Tout en reconnaissant qu’il y a un flou dans cette affaire avec le terme « la procédure recommence », il croit que le bon sens penche plutôt pour la désignation d’un nouveau premier ministre au cas où Mme Pierre Louis ne franchirait pas le cap de la ratification de sa politique générale devant l’une des deux chambres du parlement.
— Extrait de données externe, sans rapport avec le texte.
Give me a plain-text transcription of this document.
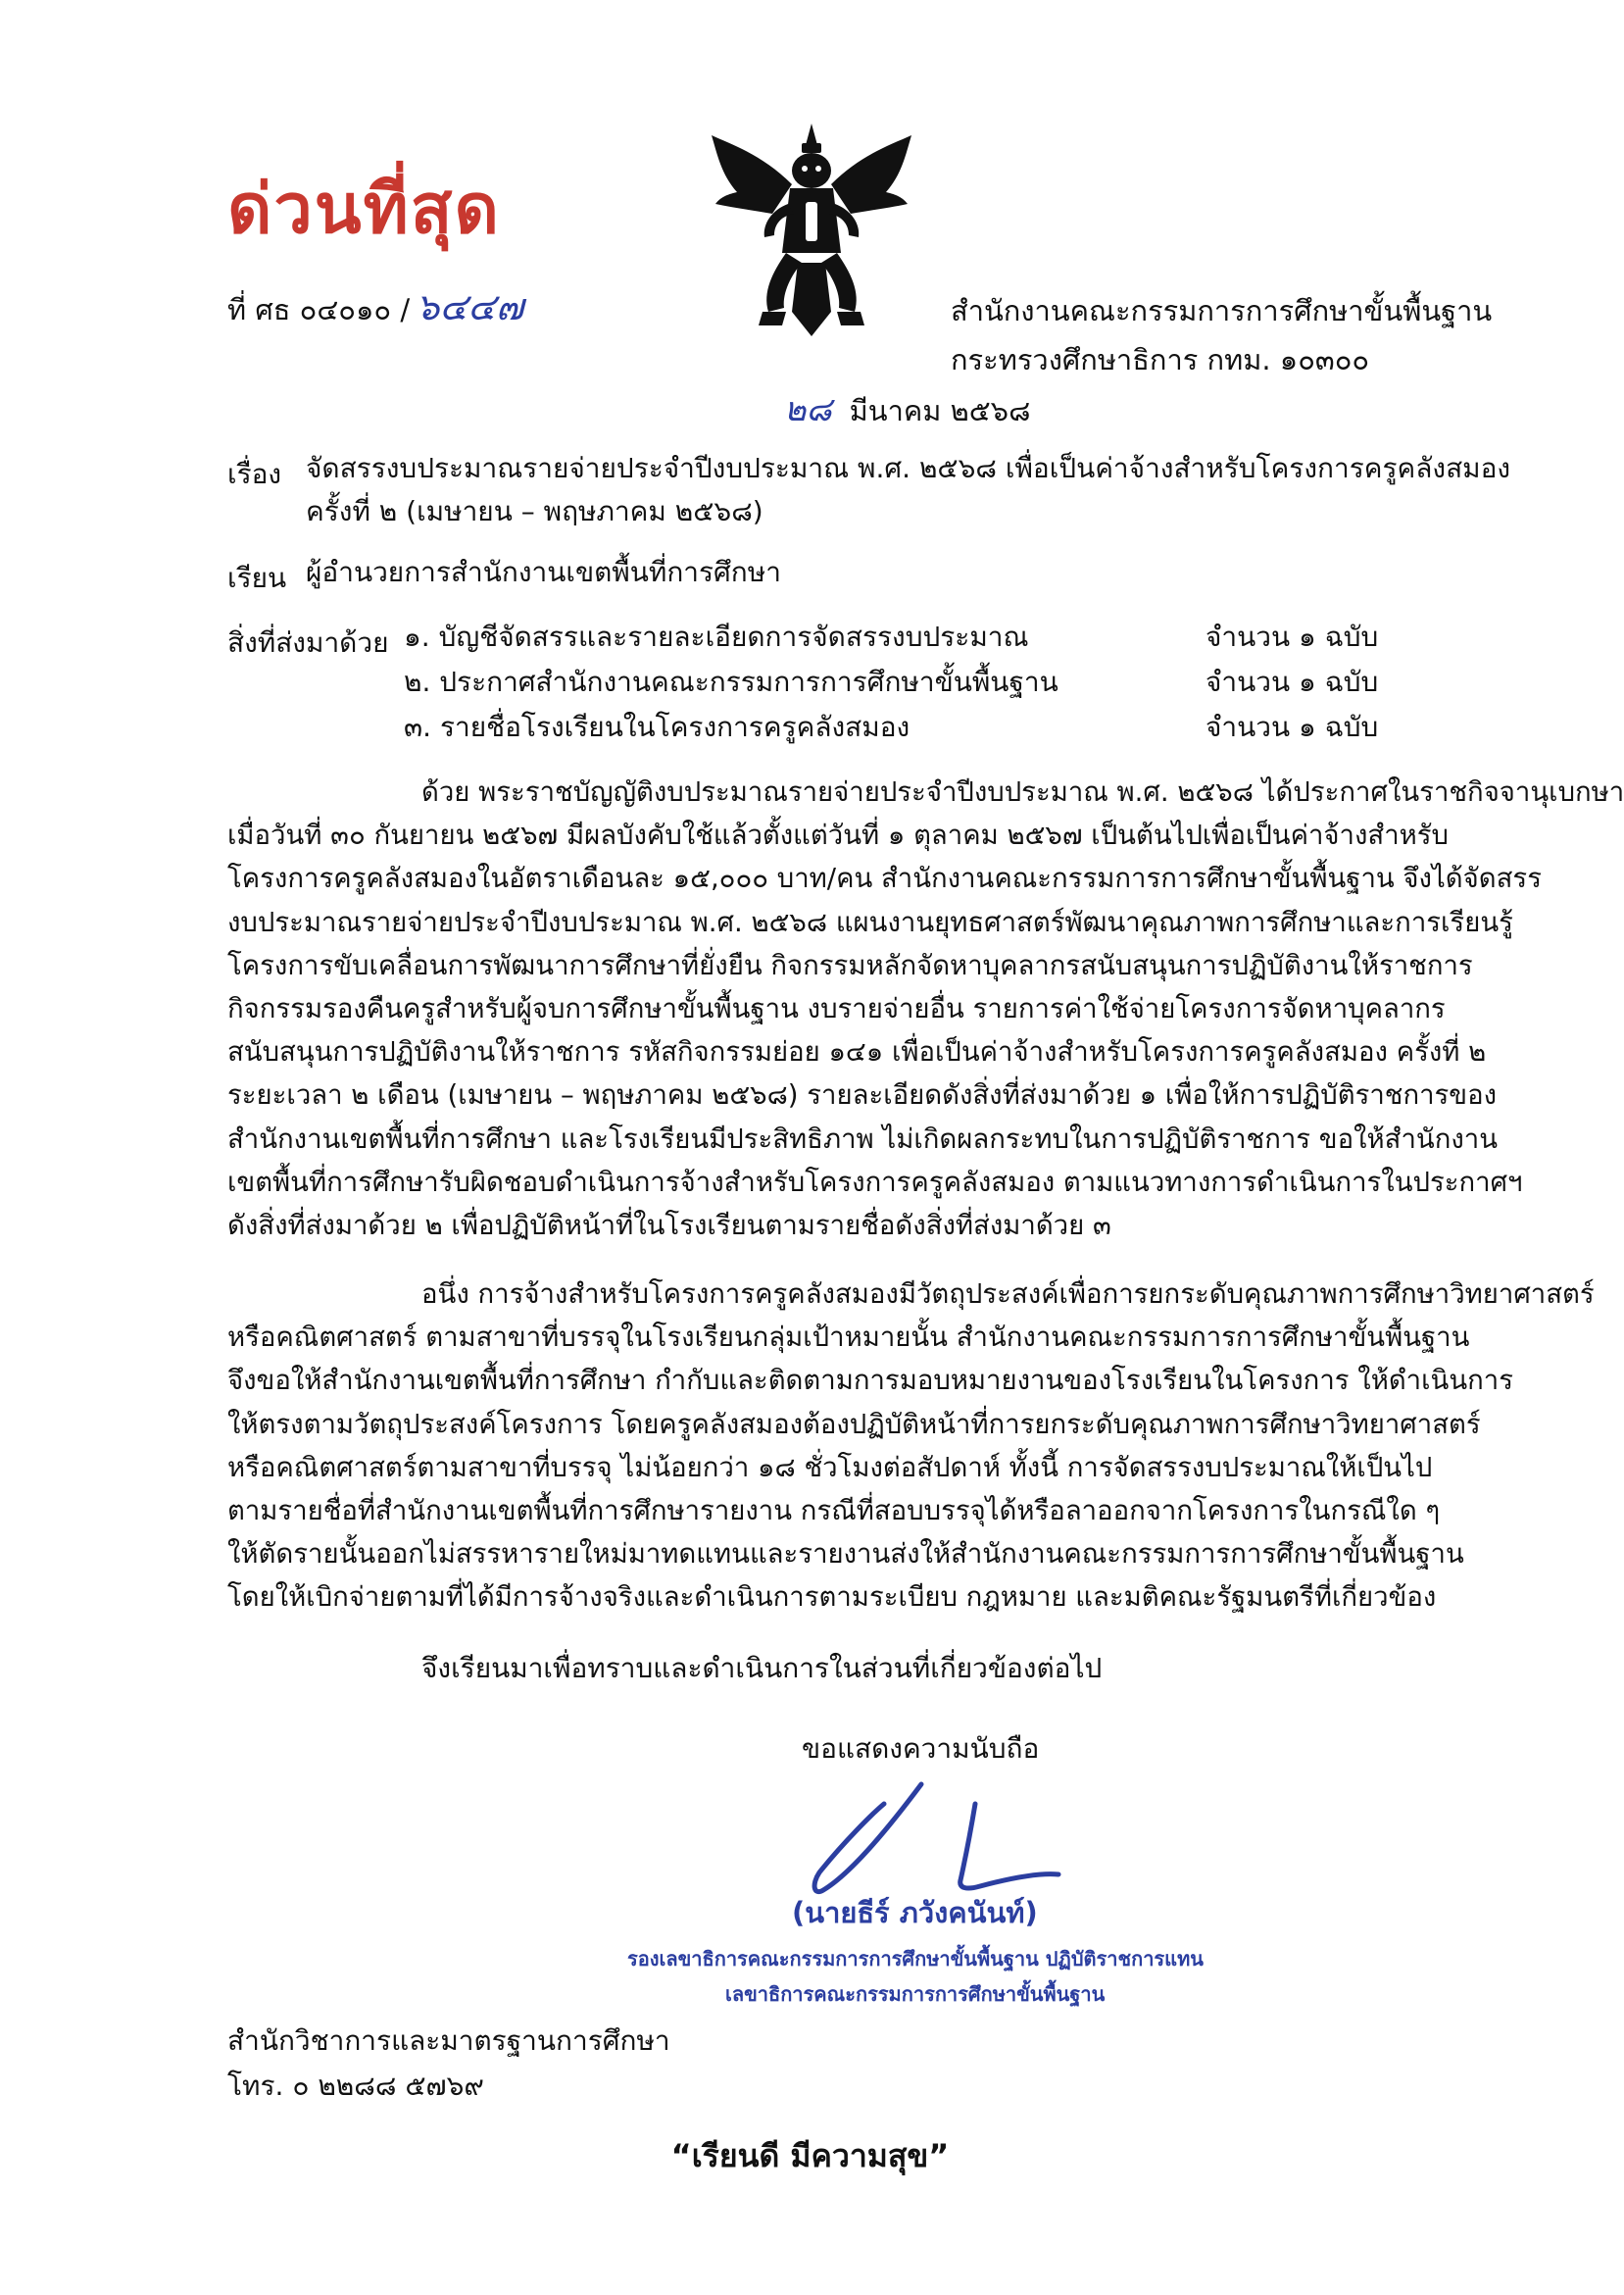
ด่วนที่สุด
ที่ ศธ ๐๔๐๑๐ / ๖๔๔๗	สำนักงานคณะกรรมการการศึกษาขั้นพื้นฐาน
กระทรวงศึกษาธิการ กทม. ๑๐๓๐๐
๒๘ มีนาคม ๒๕๖๘
เรื่อง จัดสรรงบประมาณรายจ่ายประจำปีงบประมาณ พ.ศ. ๒๕๖๘ เพื่อเป็นค่าจ้างสำหรับโครงการครูคลังสมอง
ครั้งที่ ๒ (เมษายน – พฤษภาคม ๒๕๖๘)
เรียน ผู้อำนวยการสำนักงานเขตพื้นที่การศึกษา
สิ่งที่ส่งมาด้วย ๑. บัญชีจัดสรรและรายละเอียดการจัดสรรงบประมาณ	จำนวน ๑ ฉบับ
๒. ประกาศสำนักงานคณะกรรมการการศึกษาขั้นพื้นฐาน	จำนวน ๑ ฉบับ
๓. รายชื่อโรงเรียนในโครงการครูคลังสมอง	จำนวน ๑ ฉบับ
ด้วย พระราชบัญญัติงบประมาณรายจ่ายประจำปีงบประมาณ พ.ศ. ๒๕๖๘ ได้ประกาศในราชกิจจานุเบกษา
เมื่อวันที่ ๓๐ กันยายน ๒๕๖๗ มีผลบังคับใช้แล้วตั้งแต่วันที่ ๑ ตุลาคม ๒๕๖๗ เป็นต้นไปเพื่อเป็นค่าจ้างสำหรับ
โครงการครูคลังสมองในอัตราเดือนละ ๑๕,๐๐๐ บาท/คน สำนักงานคณะกรรมการการศึกษาขั้นพื้นฐาน จึงได้จัดสรร
งบประมาณรายจ่ายประจำปีงบประมาณ พ.ศ. ๒๕๖๘ แผนงานยุทธศาสตร์พัฒนาคุณภาพการศึกษาและการเรียนรู้
โครงการขับเคลื่อนการพัฒนาการศึกษาที่ยั่งยืน กิจกรรมหลักจัดหาบุคลากรสนับสนุนการปฏิบัติงานให้ราชการ
กิจกรรมรองคืนครูสำหรับผู้จบการศึกษาขั้นพื้นฐาน งบรายจ่ายอื่น รายการค่าใช้จ่ายโครงการจัดหาบุคลากร
สนับสนุนการปฏิบัติงานให้ราชการ รหัสกิจกรรมย่อย ๑๔๑ เพื่อเป็นค่าจ้างสำหรับโครงการครูคลังสมอง ครั้งที่ ๒
ระยะเวลา ๒ เดือน (เมษายน – พฤษภาคม ๒๕๖๘) รายละเอียดดังสิ่งที่ส่งมาด้วย ๑ เพื่อให้การปฏิบัติราชการของ
สำนักงานเขตพื้นที่การศึกษา และโรงเรียนมีประสิทธิภาพ ไม่เกิดผลกระทบในการปฏิบัติราชการ ขอให้สำนักงาน
เขตพื้นที่การศึกษารับผิดชอบดำเนินการจ้างสำหรับโครงการครูคลังสมอง ตามแนวทางการดำเนินการในประกาศฯ
ดังสิ่งที่ส่งมาด้วย ๒ เพื่อปฏิบัติหน้าที่ในโรงเรียนตามรายชื่อดังสิ่งที่ส่งมาด้วย ๓
อนึ่ง การจ้างสำหรับโครงการครูคลังสมองมีวัตถุประสงค์เพื่อการยกระดับคุณภาพการศึกษาวิทยาศาสตร์
หรือคณิตศาสตร์ ตามสาขาที่บรรจุในโรงเรียนกลุ่มเป้าหมายนั้น สำนักงานคณะกรรมการการศึกษาขั้นพื้นฐาน
จึงขอให้สำนักงานเขตพื้นที่การศึกษา กำกับและติดตามการมอบหมายงานของโรงเรียนในโครงการ ให้ดำเนินการ
ให้ตรงตามวัตถุประสงค์โครงการ โดยครูคลังสมองต้องปฏิบัติหน้าที่การยกระดับคุณภาพการศึกษาวิทยาศาสตร์
หรือคณิตศาสตร์ตามสาขาที่บรรจุ ไม่น้อยกว่า ๑๘ ชั่วโมงต่อสัปดาห์ ทั้งนี้ การจัดสรรงบประมาณให้เป็นไป
ตามรายชื่อที่สำนักงานเขตพื้นที่การศึกษารายงาน กรณีที่สอบบรรจุได้หรือลาออกจากโครงการในกรณีใด ๆ
ให้ตัดรายนั้นออกไม่สรรหารายใหม่มาทดแทนและรายงานส่งให้สำนักงานคณะกรรมการการศึกษาขั้นพื้นฐาน
โดยให้เบิกจ่ายตามที่ได้มีการจ้างจริงและดำเนินการตามระเบียบ กฎหมาย และมติคณะรัฐมนตรีที่เกี่ยวข้อง
จึงเรียนมาเพื่อทราบและดำเนินการในส่วนที่เกี่ยวข้องต่อไป
ขอแสดงความนับถือ
(นายธีร์ ภวังคนันท์)
รองเลขาธิการคณะกรรมการการศึกษาขั้นพื้นฐาน ปฏิบัติราชการแทน
เลขาธิการคณะกรรมการการศึกษาขั้นพื้นฐาน
สำนักวิชาการและมาตรฐานการศึกษา
โทร. ๐ ๒๒๘๘ ๕๗๖๙
“เรียนดี มีความสุข”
Me Emmanuel Ménard, ancien directeur de la Radio Nationale d’Haïti pense lui-même au contraire que quelque soit le cas de figure considéré, l’intéressée est bel et bien premier ministre. « Elle peut être invitée à revoir sa copie (sa politique générale) ou changer un membre du cabinet qu’elle aura choisi mais, un fait est certain, elle est première ministre », a dit le juriste qui, à l’instar de Me Madistin et de Saurel Jacinthe, a jugé normal le fait que les partis politiques cherchent à avoir des ministres dans le gouvernement.

Sur l’incident impliquant le commissaire du gouvernement, Me Claudy Gassant et le commissaire de Pétion Ville, Frantz George, le sénateur Joseph Lambert, lui aussi invité à cette émission de Ranmase, et comme l’avait fait avant lui le député Jacinthe, a conseillé à Me Madistin, avocat du second à jouer la carte de l’entente et de la conciliation pour résoudre le problème car, après tout, il s’agit de deux autorités de la chaine pénale qui étaient dans une activité privée, n’ayant absolument rien à voir avec leurs fonctions. Me Ménard n’est lui-même pas d’accord car, il croit qu’en utilisant la formule « Kase fey Kouvri sa », on ne rend pas service à la justice. Emmanuel Ménard, on l’a compris, a mis de l’eau dans le moulin de Samuel Madistin qui avoue que Me Gassant prend plaisir à utiliser sa fonction et les privilèges y afférents pour se comporter comme un intouchable. « Il est temps que ça cesse », a dit l’ancien parlementaire qui rappelle que la loi ne donne pas autorité à Me Gassant pour délivrer des mandats d’amener comme bon lui semble sans qu’il y ait flagrant délit.